LOS ANGELES (Reuters) - Democratic presidential candidate Hillary Clinton has hired two people with close ties to U.S. organized labor to try to lock down support from union members as Republican candidate Donald Trump makes courting working-class voters central to his campaign.
The two new staffers, Lori D’Orazio and Michele Gilliam, are to be deputy labor campaign directors, according to a campaign aide. D’Orazio is moving to the campaign from the biggest U.S. labor federation, the AFL-CIO. Gilliam is a former staffer for Senator Bernie Sanders of Vermont, who was Clinton’s fiercest primary competitor.
Clinton and Sanders battled fiercely over union support during the Democratic primary, with Clinton, the presumptive nominee, ultimately securing the bulk of the national endorsements from labor unions. But she will need to harness the on-the-ground manpower of unions in crucial battleground states ahead of November’s general election match-up with the populist presumptive Republican nominee, Trump. The aide said the campaign is counting on D’Orazio and Gilliam to do just that.

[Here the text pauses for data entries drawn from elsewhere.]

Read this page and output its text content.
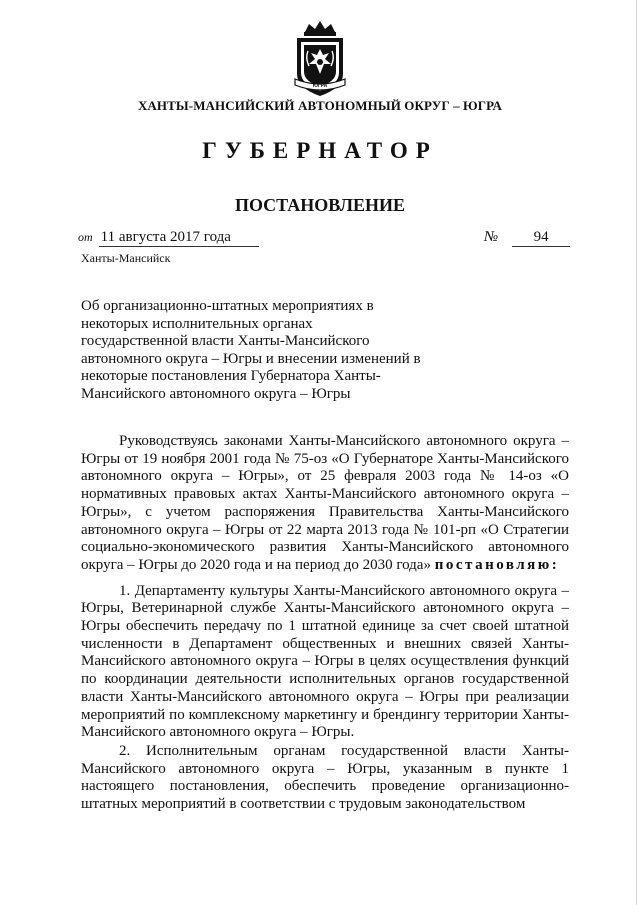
ЮГРА
ХАНТЫ-МАНСИЙСКИЙ АВТОНОМНЫЙ ОКРУГ – ЮГРА
ГУБЕРНАТОР
ПОСТАНОВЛЕНИЕ
от 11 августа 2017 года	№ 94
Ханты-Мансийск
Об организационно-штатных мероприятиях в некоторых исполнительных органах государственной власти Ханты-Мансийского автономного округа – Югры и внесении изменений в некоторые постановления Губернатора Ханты-Мансийского автономного округа – Югры

Руководствуясь законами Ханты-Мансийского автономного округа – Югры от 19 ноября 2001 года № 75-оз «О Губернаторе Ханты-Мансийского автономного округа – Югры», от 25 февраля 2003 года № 14-оз «О нормативных правовых актах Ханты-Мансийского автономного округа – Югры», с учетом распоряжения Правительства Ханты-Мансийского автономного округа – Югры от 22 марта 2013 года № 101-рп «О Стратегии социально-экономического развития Ханты-Мансийского автономного округа – Югры до 2020 года и на период до 2030 года» постановляю:

1. Департаменту культуры Ханты-Мансийского автономного округа – Югры, Ветеринарной службе Ханты-Мансийского автономного округа – Югры обеспечить передачу по 1 штатной единице за счет своей штатной численности в Департамент общественных и внешних связей Ханты-Мансийского автономного округа – Югры в целях осуществления функций по координации деятельности исполнительных органов государственной власти Ханты-Мансийского автономного округа – Югры при реализации мероприятий по комплексному маркетингу и брендингу территории Ханты-Мансийского автономного округа – Югры.

2. Исполнительным органам государственной власти Ханты-Мансийского автономного округа – Югры, указанным в пункте 1 настоящего постановления, обеспечить проведение организационно-штатных мероприятий в соответствии с трудовым законодательством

Although organized labor is a traditionally Democratic constituency, Trump has made a play to win over rank-and-file union members by criticizing international trade deals such as the pending Trans Pacific Partnership, which labor opposes. Even so, AFL-CIO President Richard Trumka warned last month when the federation endorsed Clinton that a Trump presidency would be disastrous for U.S. workers and vowed to mobilize the group’s resources to defeat him.
The AFL-CIO is the largest U.S. federation of labor unions that collectively represent more than 12 million workers. Before joining the AFL-CIO, D’Orazio worked for another large U.S. union, the United Auto Workers, and Gilliam once served as an organizer for a local chapter of the Transport Workers Union.